Besides making use of the geodatabase, building the reverse geocoding engine involves additional development programming. It requires calculations using algorithms measuring the distance between two points on the earth. Here is an example of one of the formula
References
Arc(AB) = R x Arccos [cos(lat1) cos (lat2) cos (lon) + sin (lat1) sin (lat2)]
Lat : latitude in degrees
Long : longitude in degrees
R : Earth radius = 6378 km average radius at equator
For the current project designed for a real estate agency, the application is making use of data captured by a mobile GPS device. Navi and Map reverse geocoding engine is able to return information on the location plotted on the map with details on the nearest street or road name, and details on the geographic area demarcation where the point falls in, such as which city and suburb. Additionally, it can also provide supplementary information like distance to major landmarks, or any particular point of interest. From the geodatabase available in Navi and Map, the points of interests were classified by range of priority and selected upon the user interests.
For this project, the mapping application developed by Navi and Map needed to be coupled with a SMS gateway to get request and send back response to the user, after processing the data transferred as text information. The system required a customized Application Programming Interface to be provided for integration with the telecommunication devices.

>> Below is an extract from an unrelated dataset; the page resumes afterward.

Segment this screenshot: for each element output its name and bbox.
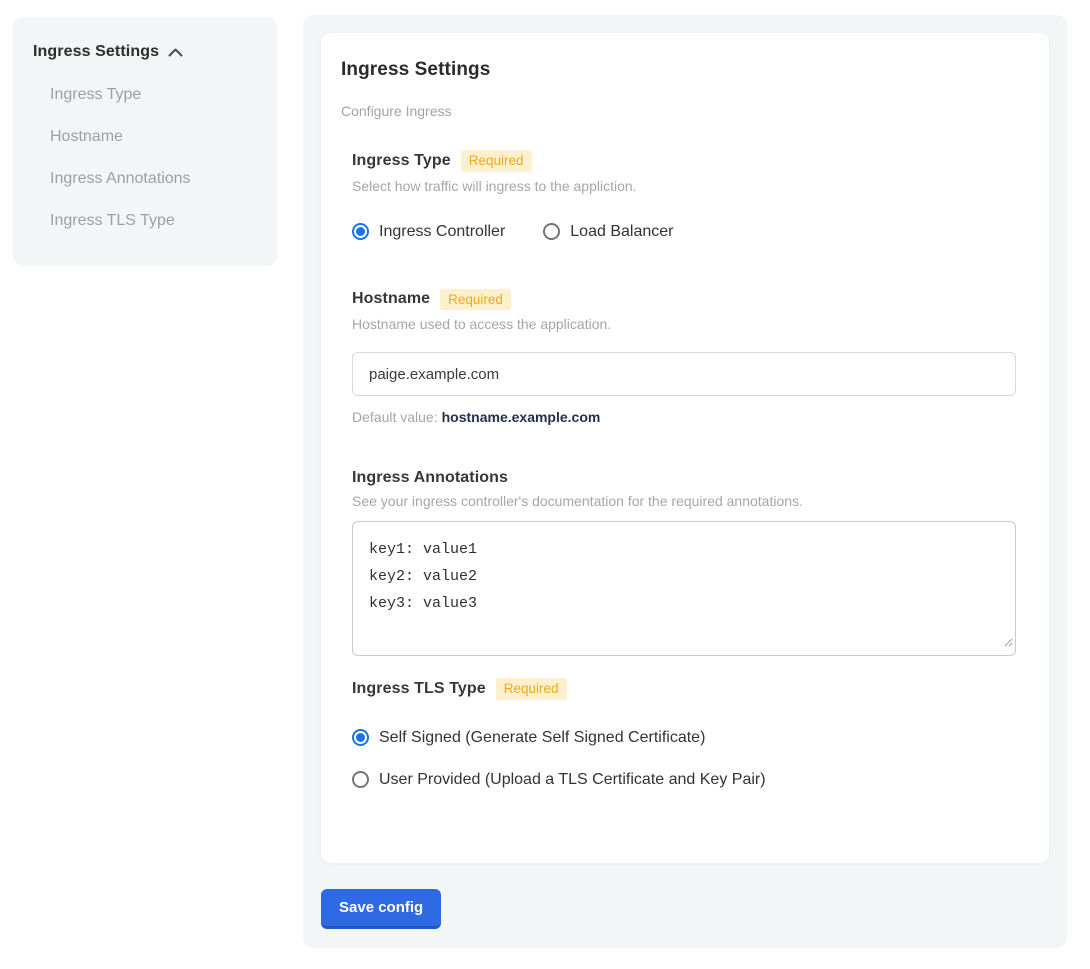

Cf Figure 4: The reverse geocoding simulation display
Conclusion
Geocoding is the immediate and necessary gateway step to locate and mapped accurately address data. The process of getting the latitude and longitude of a record relies mainly on the database made available for searching and matching. It is essential to focus on the database content and structure in order to be able to run a geocoder. In Malaysia, ready made address data bank in a GIS environment are not available, and this lack of adequate references implies building a system able to cope with missing records and discrepancies. However the performance of the geocoding engine and interpolation methods, the data capture still remains the foundation for providing geocoding services. Continuous efforts have to be made and centralized to build up standardized geographical referenced data in this regard. Once the system can be put in place, it provides ability to perform a large number of location based services. The number of applications for a spatially enabled government is exhaustive. Geocoding can be used for emergency response systems, enforcement command and control systems, etc… Business applications that can make use of such system can also be very rewarding.
For instance, reverse geocoding standard services and commercial applications can include vehicules tracking, insurance providers services, friend finder, find nearest point of interest and push marketing.